2. It's (posix-compliant) cross-platform, so it runs on MacOS, WSL, Linux, NixOS, ARM, x86 etc. Also docker.
3. It uses no specialized tools other than Nix, which is now a 20 year old Linux project which is quickly gaining even more traction. Nix is a programming language for reproducible, reliable and declarative dependency management (think docker but with a pure and functional programming language, rather than a recipe with installation instructions)
4. It also creates binaries as well as docker images from the binary. The docker image is like 2 lines of extra code.
Highly highly recommended. It's a bit difficult to wrap your head around initially, but holy damn if all dependency management problems don't just magically disappear forever once you learn Nix.
And I mean ALL of them. Whether it's Linux packages, docker containers, development environments, CI, virtual machines, containers, compilers, C headers from a 1970 Bell Labs project. No matter the architecture or OS (except Windows! :D).
Oh, did I mention it has a lockfile? So you can rollback or upgrade piecewise? Whenever you want?
It's like a programmable version of the superset of npm, cargo, pip, apt, brew, composer, gem, make, cmake, docker, git, Jenkins and even Linux itself (if you dare go the way of NixOS)
- Pre-commit hook setup
- Run locally anytime (`pre-commit run -a`)
- Check in CI (as Nix flake check)
Example repo: https://github.com/srid/haskell-template
The pre-commit configuration: https://github.com/srid/haskell-template/blob/master/nix/mod...
I'll put these benchmarks on that page in different scenarios.
Update: https://github.com/jdx/hk/blob/main/docs/public/benchmark.pn...
As I said in the doc I think real-world performance in a large codebase will show that hk is even faster still—though that will depend on the project in question. It's really just a matter of providing the right levers in the right places and having good defaults.
Despite what everyone here says: yeah, just doing CLIs in Rust will be faster than Go and for CLIs like this milliseconds matter.
> Despite what everyone here says: yeah, just doing CLIs in Rust will be faster than Go and for CLIs like this milliseconds matter.
You've shown nothing to suggest that this is true. On my computer "lefthook --help" is exactly as fast as "hk --help". There's also many other differences between these tools. YAML vs Pkl is one difference. Another one is that Lefthook shells out to "git" to determine the list of staged files, while Hk uses libgit2. Which of these are faster? I'm not sure! It might even depend on repository size and/or other details. And as we all agree: In practice the parallelism strategy will matter the most.
> As I said in the doc I think real-world performance in a large codebase will show that hk is even faster still
I'm absolutely sure that you will be able to tweak hk to become the "fastest" pre-commit runner in your designated category. I'm also pretty sure that similar optimizations will apply quite easily to Lefthook.
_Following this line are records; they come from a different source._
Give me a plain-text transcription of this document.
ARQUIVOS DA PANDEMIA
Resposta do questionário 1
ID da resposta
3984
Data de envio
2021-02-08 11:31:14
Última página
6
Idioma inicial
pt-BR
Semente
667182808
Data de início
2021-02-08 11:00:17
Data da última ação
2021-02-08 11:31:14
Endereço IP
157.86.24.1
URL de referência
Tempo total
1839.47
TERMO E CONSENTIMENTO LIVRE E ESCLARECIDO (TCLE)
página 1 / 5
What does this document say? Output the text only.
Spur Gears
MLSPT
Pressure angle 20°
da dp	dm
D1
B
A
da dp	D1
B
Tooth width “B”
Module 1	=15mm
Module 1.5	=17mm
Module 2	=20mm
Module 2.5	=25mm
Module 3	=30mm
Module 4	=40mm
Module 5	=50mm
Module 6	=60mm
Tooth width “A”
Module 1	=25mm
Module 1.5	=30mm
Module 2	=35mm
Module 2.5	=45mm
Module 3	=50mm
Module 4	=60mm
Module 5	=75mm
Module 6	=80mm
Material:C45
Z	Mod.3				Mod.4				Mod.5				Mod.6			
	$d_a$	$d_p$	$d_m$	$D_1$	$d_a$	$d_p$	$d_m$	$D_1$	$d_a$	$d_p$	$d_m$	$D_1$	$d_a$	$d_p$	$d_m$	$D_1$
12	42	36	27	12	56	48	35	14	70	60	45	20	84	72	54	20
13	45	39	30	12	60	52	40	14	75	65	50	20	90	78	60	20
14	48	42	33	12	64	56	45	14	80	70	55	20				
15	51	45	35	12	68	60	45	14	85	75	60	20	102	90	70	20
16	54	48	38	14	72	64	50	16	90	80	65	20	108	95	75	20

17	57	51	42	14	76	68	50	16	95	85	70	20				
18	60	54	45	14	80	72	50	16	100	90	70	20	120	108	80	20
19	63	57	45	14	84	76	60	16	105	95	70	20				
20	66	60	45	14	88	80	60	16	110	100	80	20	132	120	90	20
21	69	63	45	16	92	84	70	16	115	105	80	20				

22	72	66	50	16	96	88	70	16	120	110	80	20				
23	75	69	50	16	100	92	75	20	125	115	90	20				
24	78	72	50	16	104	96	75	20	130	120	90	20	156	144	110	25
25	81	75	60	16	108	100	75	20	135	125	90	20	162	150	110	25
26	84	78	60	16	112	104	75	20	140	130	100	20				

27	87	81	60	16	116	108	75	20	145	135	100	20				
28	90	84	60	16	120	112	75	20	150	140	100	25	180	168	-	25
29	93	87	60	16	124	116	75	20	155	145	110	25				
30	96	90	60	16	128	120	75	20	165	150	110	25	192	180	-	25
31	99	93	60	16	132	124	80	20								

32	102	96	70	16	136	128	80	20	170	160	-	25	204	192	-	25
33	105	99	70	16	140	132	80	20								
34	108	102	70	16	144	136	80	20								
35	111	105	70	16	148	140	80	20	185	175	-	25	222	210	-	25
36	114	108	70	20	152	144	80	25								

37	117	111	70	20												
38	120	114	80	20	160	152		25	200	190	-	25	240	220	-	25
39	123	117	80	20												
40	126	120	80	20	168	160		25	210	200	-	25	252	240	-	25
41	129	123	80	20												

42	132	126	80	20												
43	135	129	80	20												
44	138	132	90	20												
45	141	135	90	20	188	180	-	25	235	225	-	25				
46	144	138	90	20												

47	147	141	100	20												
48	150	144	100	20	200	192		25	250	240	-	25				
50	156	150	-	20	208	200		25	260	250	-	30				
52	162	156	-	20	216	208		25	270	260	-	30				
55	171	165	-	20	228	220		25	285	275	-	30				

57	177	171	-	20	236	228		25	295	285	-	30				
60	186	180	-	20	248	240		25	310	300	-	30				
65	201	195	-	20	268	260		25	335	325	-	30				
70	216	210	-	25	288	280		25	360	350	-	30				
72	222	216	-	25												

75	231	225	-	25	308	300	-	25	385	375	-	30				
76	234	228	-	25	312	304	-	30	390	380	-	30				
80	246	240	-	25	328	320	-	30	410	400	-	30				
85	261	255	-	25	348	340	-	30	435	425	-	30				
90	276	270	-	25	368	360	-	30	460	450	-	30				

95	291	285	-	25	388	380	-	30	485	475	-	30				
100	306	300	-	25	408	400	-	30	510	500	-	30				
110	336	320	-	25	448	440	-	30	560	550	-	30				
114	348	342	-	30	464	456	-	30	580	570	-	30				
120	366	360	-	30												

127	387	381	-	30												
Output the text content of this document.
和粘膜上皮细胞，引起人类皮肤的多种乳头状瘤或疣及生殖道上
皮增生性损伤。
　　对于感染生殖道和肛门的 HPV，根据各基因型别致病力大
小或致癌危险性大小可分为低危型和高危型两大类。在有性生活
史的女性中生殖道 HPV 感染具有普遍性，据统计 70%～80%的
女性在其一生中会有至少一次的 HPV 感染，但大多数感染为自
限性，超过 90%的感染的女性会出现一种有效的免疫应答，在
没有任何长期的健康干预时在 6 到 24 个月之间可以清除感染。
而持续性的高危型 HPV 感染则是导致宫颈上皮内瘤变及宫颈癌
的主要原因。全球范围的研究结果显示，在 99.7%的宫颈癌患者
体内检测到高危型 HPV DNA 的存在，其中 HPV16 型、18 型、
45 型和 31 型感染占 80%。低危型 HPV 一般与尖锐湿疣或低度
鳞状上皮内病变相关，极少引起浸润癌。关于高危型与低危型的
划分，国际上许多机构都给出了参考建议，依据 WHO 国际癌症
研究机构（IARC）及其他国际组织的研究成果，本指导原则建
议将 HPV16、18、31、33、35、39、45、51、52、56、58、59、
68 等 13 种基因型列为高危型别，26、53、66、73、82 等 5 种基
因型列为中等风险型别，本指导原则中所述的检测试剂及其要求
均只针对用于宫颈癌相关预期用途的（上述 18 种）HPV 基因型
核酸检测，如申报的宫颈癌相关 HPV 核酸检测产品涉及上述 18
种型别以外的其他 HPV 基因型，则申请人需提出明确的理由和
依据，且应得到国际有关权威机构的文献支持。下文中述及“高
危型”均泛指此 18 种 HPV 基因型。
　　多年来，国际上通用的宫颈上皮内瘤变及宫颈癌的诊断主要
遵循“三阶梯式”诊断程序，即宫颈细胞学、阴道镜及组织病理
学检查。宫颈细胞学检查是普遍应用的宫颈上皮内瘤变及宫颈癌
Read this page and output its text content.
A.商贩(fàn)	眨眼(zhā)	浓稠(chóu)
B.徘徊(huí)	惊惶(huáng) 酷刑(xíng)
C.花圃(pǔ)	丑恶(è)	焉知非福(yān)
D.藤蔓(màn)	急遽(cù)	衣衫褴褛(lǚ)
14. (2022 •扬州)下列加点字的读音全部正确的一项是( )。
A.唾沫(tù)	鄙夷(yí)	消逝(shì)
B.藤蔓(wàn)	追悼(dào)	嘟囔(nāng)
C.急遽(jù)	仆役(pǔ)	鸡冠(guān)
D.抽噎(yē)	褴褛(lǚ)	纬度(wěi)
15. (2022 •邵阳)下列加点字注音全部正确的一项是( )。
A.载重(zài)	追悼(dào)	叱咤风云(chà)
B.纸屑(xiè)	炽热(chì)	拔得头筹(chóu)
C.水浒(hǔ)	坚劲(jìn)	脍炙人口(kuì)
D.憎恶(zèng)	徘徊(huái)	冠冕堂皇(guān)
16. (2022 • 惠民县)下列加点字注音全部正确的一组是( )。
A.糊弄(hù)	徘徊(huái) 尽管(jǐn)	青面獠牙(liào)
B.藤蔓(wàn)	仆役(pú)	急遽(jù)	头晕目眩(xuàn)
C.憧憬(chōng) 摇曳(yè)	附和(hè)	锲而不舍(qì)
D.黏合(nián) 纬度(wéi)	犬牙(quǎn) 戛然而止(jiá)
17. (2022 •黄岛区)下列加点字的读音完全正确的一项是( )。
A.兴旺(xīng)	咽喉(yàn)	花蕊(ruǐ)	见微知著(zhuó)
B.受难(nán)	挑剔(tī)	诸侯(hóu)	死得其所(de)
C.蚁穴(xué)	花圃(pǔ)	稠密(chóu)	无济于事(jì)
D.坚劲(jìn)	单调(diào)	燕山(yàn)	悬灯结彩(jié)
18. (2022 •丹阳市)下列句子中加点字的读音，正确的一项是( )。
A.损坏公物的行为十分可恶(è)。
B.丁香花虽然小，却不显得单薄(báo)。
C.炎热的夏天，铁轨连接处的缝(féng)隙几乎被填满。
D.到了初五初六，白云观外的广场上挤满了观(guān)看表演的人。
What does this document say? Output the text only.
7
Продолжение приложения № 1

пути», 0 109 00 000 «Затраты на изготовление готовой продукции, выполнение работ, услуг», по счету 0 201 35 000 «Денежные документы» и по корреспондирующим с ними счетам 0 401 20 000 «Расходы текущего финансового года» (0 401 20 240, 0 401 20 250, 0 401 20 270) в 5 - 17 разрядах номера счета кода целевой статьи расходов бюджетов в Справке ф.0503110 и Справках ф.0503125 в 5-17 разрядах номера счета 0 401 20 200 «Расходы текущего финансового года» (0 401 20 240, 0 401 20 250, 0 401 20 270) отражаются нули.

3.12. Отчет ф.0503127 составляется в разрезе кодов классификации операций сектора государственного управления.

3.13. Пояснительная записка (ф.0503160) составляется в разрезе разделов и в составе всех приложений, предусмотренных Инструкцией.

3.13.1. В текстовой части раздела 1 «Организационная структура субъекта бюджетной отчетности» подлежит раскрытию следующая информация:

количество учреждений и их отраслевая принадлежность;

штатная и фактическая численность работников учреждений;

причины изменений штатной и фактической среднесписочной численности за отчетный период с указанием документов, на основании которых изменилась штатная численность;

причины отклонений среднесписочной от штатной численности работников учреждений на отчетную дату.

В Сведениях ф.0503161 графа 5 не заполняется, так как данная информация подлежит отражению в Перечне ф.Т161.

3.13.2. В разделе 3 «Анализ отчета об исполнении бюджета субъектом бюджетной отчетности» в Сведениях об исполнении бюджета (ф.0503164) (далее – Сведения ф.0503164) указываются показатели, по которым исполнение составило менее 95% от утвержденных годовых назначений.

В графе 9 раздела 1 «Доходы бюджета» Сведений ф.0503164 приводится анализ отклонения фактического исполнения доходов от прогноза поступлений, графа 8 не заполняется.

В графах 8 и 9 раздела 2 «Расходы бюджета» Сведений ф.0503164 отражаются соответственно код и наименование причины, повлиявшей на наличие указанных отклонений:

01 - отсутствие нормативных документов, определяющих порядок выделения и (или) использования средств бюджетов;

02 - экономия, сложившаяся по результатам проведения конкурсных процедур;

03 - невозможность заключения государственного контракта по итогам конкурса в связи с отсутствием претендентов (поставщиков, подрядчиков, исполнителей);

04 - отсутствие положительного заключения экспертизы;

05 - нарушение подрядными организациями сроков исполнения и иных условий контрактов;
They're after all doing pretty much the same thing.
> then you removed the parallel support
that was not intentional. I fixed that, but it didn't change the results that much:
https://github.com/jdx/hk/commit/dfe1fc1724b8f6c43b184dc98ac...
In any case, I don't know why anyone would take such a new project "seriously". I certainly don't.
mise supports an experimental bootstrapping feature: it can download itself and install the tools required for the project.